A series of moving and expressive works. Normative roles of identity become obsolete in these stripped-down images as his subjects embrace life without ego or limitations.
200mm x 145mm
Foreword by Molly Logan
First edition 200 copies
Design by Studio Kunze
Published by The Little Black Gallery
Pre-order now – your book will be despatched mid-October
This was not easy. In fact, it was deeply irritating. When Tyler asked me to write something, I said, “Sure, no problem.” I mean, I was trained as an art historian in photography and spent the better part of my professional life working with photographers and contemporary artists. “I will just use all of those skills to whip something up,” I thought. Wrong.

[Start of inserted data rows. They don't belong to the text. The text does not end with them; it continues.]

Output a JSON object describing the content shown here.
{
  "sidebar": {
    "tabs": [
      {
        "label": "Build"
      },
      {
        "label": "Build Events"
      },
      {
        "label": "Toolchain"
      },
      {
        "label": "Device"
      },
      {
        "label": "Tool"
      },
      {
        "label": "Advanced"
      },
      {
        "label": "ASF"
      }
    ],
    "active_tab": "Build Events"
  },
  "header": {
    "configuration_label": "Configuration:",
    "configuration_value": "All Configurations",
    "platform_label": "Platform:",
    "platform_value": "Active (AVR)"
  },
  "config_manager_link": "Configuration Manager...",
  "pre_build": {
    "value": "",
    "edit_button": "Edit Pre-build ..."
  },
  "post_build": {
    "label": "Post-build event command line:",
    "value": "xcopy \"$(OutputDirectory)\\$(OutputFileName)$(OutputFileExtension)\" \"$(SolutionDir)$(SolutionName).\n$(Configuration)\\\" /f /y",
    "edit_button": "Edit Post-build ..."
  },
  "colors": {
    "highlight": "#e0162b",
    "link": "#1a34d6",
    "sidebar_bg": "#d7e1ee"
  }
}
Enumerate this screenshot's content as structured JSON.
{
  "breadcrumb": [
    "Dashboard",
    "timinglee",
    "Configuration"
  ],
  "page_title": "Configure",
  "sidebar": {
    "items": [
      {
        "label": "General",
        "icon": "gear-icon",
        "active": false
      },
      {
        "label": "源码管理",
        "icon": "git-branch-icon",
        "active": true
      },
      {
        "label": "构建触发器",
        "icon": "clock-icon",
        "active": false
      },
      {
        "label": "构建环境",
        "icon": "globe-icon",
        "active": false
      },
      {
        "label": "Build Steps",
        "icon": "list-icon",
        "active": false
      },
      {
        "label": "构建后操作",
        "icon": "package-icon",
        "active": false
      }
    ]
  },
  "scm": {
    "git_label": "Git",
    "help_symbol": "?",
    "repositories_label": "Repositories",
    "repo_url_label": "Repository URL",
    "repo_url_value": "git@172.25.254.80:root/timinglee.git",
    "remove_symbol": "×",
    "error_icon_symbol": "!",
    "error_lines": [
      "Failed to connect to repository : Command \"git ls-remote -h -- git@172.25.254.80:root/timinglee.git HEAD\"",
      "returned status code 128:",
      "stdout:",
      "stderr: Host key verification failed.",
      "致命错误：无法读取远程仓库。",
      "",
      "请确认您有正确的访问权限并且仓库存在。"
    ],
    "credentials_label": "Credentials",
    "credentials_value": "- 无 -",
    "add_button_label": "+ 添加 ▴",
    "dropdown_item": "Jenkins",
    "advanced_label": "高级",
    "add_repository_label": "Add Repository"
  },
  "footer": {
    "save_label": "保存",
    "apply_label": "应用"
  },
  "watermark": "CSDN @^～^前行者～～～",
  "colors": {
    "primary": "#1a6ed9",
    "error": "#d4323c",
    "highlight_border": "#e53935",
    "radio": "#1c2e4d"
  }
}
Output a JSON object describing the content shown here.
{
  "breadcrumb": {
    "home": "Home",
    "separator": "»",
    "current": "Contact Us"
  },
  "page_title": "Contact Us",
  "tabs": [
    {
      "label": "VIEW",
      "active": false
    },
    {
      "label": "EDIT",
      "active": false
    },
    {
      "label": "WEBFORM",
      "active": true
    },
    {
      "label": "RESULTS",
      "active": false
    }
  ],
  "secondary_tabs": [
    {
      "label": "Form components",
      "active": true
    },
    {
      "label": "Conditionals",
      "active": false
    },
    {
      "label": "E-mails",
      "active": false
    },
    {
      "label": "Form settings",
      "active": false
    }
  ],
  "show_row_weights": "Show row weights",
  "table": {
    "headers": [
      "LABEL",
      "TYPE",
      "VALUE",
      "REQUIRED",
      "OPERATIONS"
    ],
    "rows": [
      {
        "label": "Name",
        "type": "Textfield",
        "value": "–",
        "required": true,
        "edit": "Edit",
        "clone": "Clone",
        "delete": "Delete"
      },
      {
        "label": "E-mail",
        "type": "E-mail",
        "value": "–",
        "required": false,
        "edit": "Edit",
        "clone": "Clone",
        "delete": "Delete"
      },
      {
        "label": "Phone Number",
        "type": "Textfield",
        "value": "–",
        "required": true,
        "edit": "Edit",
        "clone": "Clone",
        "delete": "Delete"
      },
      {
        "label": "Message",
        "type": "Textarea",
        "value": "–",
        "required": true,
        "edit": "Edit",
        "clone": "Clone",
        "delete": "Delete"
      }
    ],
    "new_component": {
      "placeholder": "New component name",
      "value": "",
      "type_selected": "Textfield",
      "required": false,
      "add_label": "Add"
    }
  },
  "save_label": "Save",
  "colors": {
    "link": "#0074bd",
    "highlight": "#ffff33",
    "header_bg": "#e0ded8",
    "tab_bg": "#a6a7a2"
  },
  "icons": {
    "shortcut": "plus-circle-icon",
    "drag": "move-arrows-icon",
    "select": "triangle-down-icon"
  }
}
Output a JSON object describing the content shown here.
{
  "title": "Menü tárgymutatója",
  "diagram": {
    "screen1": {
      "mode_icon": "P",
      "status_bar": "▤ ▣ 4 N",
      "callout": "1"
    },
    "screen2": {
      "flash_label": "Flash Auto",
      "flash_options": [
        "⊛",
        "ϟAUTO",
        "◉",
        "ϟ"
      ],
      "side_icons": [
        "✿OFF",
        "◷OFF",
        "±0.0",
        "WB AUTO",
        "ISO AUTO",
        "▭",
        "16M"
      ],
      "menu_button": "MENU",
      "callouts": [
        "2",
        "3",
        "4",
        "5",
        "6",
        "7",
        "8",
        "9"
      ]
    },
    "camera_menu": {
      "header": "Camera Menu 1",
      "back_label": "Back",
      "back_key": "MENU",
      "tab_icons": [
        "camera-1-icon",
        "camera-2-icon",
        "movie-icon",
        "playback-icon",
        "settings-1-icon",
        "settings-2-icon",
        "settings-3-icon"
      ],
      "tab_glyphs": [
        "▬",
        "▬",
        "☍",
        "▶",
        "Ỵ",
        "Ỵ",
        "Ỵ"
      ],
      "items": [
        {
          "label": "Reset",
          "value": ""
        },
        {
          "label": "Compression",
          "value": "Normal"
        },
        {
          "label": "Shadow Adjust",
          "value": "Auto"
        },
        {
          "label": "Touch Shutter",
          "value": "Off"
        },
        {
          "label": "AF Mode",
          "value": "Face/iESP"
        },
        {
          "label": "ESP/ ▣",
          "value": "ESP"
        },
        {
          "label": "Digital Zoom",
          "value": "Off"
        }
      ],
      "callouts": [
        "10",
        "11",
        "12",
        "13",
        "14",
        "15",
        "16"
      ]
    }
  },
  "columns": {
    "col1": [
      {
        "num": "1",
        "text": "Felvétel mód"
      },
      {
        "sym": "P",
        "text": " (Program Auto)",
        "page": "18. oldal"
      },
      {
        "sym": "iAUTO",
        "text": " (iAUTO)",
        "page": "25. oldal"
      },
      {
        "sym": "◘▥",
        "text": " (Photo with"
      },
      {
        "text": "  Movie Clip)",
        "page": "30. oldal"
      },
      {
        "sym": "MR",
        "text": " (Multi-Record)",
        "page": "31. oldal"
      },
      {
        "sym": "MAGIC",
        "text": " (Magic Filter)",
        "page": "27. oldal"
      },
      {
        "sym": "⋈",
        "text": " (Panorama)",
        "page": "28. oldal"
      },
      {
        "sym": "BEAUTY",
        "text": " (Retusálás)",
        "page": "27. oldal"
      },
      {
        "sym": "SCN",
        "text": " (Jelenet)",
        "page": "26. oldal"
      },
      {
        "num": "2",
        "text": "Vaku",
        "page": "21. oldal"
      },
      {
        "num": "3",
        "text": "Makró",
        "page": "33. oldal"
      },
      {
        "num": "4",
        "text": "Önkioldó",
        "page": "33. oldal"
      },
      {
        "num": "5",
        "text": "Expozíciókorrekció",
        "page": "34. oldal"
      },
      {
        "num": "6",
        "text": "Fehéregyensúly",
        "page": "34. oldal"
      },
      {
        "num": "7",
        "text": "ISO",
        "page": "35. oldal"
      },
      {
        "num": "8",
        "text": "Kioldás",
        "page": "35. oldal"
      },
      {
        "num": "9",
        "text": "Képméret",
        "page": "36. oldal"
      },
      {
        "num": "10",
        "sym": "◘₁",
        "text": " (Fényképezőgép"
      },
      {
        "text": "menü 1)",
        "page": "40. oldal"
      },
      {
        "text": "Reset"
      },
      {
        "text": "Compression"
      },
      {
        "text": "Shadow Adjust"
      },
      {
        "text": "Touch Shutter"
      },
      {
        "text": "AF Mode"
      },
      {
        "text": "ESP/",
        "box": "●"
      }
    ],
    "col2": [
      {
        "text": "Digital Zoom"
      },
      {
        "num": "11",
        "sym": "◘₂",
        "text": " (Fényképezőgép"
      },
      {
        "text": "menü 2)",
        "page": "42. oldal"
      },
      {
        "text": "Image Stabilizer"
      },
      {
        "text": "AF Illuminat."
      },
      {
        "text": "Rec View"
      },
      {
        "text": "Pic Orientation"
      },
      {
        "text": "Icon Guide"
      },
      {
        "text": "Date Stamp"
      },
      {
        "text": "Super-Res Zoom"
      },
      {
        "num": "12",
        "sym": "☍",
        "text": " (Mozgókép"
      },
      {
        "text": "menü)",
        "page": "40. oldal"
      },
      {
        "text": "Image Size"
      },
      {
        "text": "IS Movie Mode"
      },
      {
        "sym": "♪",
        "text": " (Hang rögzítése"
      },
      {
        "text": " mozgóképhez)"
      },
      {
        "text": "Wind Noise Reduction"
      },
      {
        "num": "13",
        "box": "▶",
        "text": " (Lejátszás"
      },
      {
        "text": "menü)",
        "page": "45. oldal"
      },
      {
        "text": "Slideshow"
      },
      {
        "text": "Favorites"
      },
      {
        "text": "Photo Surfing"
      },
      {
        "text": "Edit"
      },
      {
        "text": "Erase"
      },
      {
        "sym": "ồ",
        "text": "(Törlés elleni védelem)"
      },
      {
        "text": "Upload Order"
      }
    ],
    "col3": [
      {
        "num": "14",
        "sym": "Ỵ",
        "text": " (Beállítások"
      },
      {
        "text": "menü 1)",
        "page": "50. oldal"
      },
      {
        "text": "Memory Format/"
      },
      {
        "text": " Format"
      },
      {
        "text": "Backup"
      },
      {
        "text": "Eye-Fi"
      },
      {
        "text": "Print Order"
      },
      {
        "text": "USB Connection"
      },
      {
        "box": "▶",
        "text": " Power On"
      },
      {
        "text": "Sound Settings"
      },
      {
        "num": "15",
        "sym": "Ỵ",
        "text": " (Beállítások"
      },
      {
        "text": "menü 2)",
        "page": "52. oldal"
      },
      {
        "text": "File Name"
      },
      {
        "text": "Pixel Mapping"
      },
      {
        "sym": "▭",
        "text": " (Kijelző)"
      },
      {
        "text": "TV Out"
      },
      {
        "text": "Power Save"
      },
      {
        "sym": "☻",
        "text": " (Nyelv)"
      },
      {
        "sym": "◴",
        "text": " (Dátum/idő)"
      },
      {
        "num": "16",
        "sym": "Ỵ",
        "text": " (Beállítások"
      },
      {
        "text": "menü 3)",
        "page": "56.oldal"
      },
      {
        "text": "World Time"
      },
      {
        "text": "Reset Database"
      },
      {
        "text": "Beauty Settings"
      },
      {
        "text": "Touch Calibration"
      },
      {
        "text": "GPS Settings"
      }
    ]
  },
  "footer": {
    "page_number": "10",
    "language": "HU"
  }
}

After several weeks of looking and thinking, trying to apply frameworks and methodologies that previously served me well, nothing was making sense. I was annoyed—annoyed with myself, with the people in the photographs and with Tyler for making them. But, as is so often the case, my mental temper-tantrum gave way to exhaustion and then it finally clicked: I was trying to apply rules around identity to a place in which they are utterly inconsequential and obsolete. This is a world with inhabitants who resist categorization and refuse to be contained, brazenly occupying a space of fragmentation, fluctuation and fluidity. Think about that, at this particular moment when identity politics reign supreme, when all we want to do is Marie Kondo everything and everyone around us—fighting the relentless political, cultural, environmental, economic instability of our everyday—there is a community of individuals who choose to live their life beyond boxes, binaries or borders, fully in the present and totally on their terms.
You see my problem. These pictures and the people who occupy them not only refuse to fit into a box, my box to be specific, but they don’t see the box. They have zero awareness of or interest in our conventions of identity, photography or portraiture. What I initially read as peacocking, performing for the camera, is not. They are not posing. They are present-ing themselves in a moment which, by their own design, is slippery and in flux, just like their identity(s). And, to be clear, this does not mean they inhabit a space of interstitialities or between-ness. That would assume there are boxes and binaries to sit between. This world, Tyler’s world, is built upon a foundation of multiplicity, inclusivity and present-ness; divested of ego or narrative because nothing is fixed.
So, where does this leave us? Slightly disoriented, stuck between two worlds—ours and theirs. Trying to process images that on the surface read as portraits, and yet shirk any obligation to narrative coherence; fragments in a constant state of formation. My advice? Stop looking for linearity or individual portraits of people. Rather, accept that the portrait in front of you is a portrait of the “now,” of present-ness. What you are looking at is an army of ever-evolving individuals who are inviting you to join them in simply saying: I Am.